Genomic insights and process optimization for comprehensive biovalorization of lignocellulosic waste with microbial consortium

Addressing the significant environmental burden of lignocellulosic waste (LW), this study presented an innovative and sustainable strategy for managing LW, utilizing the high-efficiency microbial consortium MC31, composed of Cellulomonas uda and Pseudomonas citronellolis. Genomic analysis of the consortium members revealed an extensive enzymatic repertoire that provides a mechanistic basis for their robust LW degradation capabilities without the need for chemical pretreatment. By using response surface methodology, the bioconversion process was optimized for rice straw, a model substrate, achieving a 3.78-fold increase in soluble sugar yield and a 1.21-fold increase in waste degradation. The optimal conditions were determined to be 5 % (w/v) substrate loading, 10 % (v/v) inoculum, and 48h of aerobic incubation.
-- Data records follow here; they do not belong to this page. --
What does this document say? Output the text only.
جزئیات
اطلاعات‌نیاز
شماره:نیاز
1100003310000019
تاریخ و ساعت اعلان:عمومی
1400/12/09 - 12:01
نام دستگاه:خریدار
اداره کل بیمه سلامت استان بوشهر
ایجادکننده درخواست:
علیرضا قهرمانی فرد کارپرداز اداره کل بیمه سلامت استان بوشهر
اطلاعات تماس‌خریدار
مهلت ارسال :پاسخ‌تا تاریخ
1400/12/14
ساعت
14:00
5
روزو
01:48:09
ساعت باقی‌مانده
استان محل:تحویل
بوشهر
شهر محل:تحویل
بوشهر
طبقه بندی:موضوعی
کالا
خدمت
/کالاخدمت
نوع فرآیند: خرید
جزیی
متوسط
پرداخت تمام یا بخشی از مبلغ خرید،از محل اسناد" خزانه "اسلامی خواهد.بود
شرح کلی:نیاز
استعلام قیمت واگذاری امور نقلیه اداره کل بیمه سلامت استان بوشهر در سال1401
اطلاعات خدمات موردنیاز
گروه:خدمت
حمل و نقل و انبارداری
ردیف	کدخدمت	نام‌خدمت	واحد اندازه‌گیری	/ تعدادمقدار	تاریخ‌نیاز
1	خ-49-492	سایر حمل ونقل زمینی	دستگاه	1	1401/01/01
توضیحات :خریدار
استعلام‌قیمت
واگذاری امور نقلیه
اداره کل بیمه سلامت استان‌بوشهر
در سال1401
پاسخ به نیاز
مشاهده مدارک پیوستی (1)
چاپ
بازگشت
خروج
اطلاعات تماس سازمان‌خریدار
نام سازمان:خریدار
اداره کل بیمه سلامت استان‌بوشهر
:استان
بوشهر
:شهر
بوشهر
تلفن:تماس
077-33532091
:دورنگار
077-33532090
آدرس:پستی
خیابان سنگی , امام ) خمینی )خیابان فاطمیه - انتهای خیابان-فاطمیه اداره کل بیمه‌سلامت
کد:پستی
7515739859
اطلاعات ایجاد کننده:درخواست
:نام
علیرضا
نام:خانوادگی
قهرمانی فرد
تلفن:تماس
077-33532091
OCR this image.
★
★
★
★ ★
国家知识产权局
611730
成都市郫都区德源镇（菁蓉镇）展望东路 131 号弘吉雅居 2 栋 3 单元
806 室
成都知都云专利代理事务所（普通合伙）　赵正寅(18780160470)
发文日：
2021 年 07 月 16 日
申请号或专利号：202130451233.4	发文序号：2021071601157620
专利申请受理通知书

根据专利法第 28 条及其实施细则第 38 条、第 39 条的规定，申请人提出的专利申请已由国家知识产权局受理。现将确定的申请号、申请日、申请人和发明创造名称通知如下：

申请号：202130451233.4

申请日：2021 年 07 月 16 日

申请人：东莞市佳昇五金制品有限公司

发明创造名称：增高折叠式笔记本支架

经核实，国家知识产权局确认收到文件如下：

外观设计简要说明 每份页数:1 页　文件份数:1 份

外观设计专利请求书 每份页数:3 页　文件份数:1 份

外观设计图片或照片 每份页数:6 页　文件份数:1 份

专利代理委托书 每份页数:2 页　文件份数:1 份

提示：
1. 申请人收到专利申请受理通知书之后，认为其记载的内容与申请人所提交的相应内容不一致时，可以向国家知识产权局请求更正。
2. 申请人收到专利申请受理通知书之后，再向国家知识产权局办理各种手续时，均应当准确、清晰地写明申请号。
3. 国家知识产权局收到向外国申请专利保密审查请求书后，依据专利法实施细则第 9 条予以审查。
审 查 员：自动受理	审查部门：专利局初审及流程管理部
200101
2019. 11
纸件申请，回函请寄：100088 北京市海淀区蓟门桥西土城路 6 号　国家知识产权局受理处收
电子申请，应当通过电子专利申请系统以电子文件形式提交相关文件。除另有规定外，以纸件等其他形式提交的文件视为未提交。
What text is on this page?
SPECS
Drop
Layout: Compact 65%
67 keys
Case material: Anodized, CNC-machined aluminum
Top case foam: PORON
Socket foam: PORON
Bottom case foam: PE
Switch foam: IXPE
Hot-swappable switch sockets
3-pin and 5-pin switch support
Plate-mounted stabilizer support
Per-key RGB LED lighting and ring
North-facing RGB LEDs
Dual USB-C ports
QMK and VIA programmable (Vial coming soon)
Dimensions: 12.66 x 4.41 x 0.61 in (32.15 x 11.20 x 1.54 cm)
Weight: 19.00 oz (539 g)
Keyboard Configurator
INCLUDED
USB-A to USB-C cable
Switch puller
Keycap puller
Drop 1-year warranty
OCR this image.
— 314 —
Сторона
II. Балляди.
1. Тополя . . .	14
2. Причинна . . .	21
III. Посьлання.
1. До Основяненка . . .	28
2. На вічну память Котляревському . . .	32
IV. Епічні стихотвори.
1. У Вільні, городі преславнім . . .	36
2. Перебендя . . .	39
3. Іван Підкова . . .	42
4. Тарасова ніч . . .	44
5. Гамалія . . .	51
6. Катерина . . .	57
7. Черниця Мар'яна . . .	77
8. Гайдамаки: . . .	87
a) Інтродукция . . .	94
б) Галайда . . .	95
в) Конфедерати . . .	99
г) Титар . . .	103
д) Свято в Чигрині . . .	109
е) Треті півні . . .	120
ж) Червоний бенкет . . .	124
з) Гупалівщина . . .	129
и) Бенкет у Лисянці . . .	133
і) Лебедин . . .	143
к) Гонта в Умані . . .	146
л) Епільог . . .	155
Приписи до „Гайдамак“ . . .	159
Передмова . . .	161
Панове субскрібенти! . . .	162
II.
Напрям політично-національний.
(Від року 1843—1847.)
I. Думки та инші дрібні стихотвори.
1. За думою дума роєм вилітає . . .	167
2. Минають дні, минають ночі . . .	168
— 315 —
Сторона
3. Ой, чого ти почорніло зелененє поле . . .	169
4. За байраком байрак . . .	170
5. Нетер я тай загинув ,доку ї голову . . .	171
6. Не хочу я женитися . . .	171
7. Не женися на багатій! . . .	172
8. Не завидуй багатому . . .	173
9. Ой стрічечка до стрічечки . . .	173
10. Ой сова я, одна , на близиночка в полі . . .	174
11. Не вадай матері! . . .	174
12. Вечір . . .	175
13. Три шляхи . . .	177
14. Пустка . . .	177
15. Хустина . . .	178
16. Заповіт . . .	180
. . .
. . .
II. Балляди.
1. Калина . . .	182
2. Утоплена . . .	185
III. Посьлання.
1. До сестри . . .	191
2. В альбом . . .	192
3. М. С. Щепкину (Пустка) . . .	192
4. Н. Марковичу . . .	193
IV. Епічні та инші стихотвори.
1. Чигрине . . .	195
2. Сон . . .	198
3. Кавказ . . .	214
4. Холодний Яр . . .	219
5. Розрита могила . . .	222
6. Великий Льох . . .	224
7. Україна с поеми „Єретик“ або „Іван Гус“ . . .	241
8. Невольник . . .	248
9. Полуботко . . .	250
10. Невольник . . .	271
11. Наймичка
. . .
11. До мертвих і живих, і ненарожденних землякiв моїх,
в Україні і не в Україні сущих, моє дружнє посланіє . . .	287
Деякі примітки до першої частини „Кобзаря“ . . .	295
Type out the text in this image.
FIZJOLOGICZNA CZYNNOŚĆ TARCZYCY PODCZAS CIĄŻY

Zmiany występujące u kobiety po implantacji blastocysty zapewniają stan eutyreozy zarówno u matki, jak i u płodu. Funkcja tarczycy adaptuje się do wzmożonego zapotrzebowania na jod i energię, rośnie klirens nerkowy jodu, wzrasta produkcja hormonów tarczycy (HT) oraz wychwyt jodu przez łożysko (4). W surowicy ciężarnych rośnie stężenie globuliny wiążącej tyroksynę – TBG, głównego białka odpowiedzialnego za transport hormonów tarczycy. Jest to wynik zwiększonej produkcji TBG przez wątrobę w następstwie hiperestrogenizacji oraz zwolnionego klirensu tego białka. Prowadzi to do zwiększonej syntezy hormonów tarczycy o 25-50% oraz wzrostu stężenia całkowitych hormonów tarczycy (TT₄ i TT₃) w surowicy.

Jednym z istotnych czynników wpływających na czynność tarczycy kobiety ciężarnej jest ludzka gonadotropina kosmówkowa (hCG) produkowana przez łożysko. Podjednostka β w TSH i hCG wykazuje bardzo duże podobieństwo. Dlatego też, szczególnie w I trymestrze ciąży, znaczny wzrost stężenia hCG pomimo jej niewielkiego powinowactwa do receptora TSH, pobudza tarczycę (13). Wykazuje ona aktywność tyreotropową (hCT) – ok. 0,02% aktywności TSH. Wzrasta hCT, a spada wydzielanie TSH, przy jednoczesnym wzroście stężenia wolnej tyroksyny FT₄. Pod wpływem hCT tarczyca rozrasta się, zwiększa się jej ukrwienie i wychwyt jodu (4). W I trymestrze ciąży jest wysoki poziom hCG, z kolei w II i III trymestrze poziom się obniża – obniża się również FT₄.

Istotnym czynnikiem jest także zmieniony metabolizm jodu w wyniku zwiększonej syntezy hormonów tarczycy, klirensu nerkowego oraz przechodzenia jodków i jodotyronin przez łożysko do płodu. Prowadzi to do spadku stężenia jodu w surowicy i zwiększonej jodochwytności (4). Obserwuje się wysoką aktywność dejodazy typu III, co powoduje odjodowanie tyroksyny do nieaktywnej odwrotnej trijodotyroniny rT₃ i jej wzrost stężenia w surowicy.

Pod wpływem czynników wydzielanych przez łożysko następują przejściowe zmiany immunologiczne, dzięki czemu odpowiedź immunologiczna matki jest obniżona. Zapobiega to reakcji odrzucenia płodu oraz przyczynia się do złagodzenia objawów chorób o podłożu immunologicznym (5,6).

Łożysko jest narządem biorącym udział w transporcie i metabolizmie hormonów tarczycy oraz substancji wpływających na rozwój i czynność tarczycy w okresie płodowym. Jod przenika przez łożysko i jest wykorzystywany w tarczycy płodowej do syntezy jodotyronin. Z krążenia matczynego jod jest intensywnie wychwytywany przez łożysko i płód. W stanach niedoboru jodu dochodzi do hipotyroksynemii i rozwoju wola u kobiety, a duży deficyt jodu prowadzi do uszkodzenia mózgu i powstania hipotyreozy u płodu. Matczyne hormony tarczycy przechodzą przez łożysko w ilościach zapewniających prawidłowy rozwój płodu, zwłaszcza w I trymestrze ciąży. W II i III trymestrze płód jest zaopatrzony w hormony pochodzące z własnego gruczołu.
This study further demonstrates the applicability of the end-products, as the resulting hydrolysate, rich in carbohydrates, proteins, and citric acid, was successfully repurposed as a microbial growth medium. Additionally, the cellulases present in the hydrolysate were found to be highly stable and active across a wide range of temperatures and pH levels, confirming their industrial relevance. Overall, this work lays a strong foundation by integrating genomic insights with process optimization and end-product utilization, offering a scalable strategy to convert LW into valuable bioresources.